# How to measure absorbers and bass traps



## sydney2013 (May 26, 2013)

I plan to build a few bass traps as described in attached LIMP MASS BASS ABSORBER.pdf
So I can tune this absorber's central frequency I would like to know if there is a way in which to measure my prototype absorber using a UMIK-1 and REW V5.

i.e. I don't want to build 3 or more such absobers, place in my room and find the frequencies absorbed are not in my target range.

So I don't want to measure the room + multiple absorbers but only one absorber.


----------



## JohnM (Apr 11, 2006)

*Re: How to Measure absorbers and bass traps*

Might find some folk able to comment on that in the Home Audio Acoustics forum or on the Gearslutz Acoustics forum.


----------



## Lumen (May 17, 2014)

*Re: How to Measure absorbers and bass traps*



sydney2013 said:


> I plan to build a few bass traps as described in attached LIMP MASS BASS ABSORBER.pdf
> So I can tune this absorber's central frequency I would like to know if there is a way in which to measure my prototype absorber using a UMIK-1 and REW V5.
> 
> i.e. I don't want to build 3 or more such absobers, place in my room and find the frequencies absorbed are not in my target range.
> ...


Technically interesting and money-saving project! If I understand you correctly, you're in a chicken-egg situation --> which comes first? As you said, you don't want to build a trap only to find it absorbs the wrong frequency.

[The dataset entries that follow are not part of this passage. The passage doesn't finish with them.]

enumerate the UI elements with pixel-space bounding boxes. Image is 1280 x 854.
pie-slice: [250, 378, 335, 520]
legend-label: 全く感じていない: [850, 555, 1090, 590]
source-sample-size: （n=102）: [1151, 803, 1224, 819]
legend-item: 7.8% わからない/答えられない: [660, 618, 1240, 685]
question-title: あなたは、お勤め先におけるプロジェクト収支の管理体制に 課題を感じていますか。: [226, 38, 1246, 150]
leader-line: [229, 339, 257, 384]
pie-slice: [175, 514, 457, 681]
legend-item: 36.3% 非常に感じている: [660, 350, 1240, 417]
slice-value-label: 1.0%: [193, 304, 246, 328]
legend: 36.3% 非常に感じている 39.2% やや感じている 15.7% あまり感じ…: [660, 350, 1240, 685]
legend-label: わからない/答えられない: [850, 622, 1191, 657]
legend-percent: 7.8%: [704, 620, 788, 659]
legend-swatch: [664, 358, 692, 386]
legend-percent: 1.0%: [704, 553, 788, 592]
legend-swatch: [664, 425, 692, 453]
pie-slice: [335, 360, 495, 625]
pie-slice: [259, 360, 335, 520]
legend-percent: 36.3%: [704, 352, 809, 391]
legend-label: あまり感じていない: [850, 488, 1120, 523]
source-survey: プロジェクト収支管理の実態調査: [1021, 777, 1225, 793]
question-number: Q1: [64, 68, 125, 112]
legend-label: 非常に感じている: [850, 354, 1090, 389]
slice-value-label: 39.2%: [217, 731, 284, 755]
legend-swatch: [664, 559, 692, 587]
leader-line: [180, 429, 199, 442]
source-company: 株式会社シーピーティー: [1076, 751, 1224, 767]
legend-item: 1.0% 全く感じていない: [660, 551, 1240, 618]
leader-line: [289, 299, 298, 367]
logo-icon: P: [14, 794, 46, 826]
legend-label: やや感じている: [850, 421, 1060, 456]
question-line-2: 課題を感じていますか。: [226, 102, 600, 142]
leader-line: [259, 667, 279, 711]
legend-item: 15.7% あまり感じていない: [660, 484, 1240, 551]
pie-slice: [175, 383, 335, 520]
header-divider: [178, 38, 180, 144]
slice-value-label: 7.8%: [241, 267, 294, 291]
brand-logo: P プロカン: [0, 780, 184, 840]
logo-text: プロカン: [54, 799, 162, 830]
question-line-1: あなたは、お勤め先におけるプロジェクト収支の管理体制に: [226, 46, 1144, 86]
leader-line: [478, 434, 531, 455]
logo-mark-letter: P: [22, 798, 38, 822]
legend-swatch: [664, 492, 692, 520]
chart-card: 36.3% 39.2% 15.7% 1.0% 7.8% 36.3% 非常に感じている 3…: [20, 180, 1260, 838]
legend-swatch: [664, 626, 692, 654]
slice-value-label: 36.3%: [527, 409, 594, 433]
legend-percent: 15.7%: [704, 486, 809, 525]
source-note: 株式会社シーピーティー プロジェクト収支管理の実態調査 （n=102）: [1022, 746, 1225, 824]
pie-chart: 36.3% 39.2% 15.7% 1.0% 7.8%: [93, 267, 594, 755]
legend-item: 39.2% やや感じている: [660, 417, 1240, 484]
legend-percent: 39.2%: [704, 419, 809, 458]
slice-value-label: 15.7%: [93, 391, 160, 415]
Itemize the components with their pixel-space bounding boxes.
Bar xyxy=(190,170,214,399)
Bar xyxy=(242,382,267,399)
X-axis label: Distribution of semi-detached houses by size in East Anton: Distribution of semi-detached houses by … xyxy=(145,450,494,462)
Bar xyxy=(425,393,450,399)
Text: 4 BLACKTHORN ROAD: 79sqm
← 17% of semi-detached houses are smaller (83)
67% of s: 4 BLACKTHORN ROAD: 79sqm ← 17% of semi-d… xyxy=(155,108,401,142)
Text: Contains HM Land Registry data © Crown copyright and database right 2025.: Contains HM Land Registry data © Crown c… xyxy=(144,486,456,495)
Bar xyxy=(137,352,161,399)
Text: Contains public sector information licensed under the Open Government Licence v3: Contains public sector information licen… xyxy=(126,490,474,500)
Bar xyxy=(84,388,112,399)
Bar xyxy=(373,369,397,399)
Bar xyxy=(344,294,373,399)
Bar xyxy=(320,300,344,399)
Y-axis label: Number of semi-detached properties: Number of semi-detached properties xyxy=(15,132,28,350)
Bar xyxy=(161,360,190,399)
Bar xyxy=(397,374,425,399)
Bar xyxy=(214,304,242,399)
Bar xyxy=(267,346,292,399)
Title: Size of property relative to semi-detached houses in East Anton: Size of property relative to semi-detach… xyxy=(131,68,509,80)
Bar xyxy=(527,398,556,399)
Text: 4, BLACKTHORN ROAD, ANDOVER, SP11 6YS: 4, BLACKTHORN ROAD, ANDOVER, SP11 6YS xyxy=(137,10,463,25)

So first you need to find your problem frequencies _without_ acoustic treatment. REW can help you with that. It sends test tones through your speakers which are picked up by the UMIK-1 mic. Then you can use it to generate graphs which tell you which frequencies need trapping (typically the deep troughs). 

If you just want general info about your trap, you can measure the room by itself, then measure it with the trap, and plot the difference. But if you want to test the absorber directly and accurately, you'll need a lab with specialized test gear as described in 
Alternative Test Methods for Acoustic Treatment Products.

This home-made test strikes a balance between the two methods.


----------



## Lumen (May 17, 2014)

To get more exposure and possible help, I've moved your thread to the Home Audio Acoustics Forum.


----------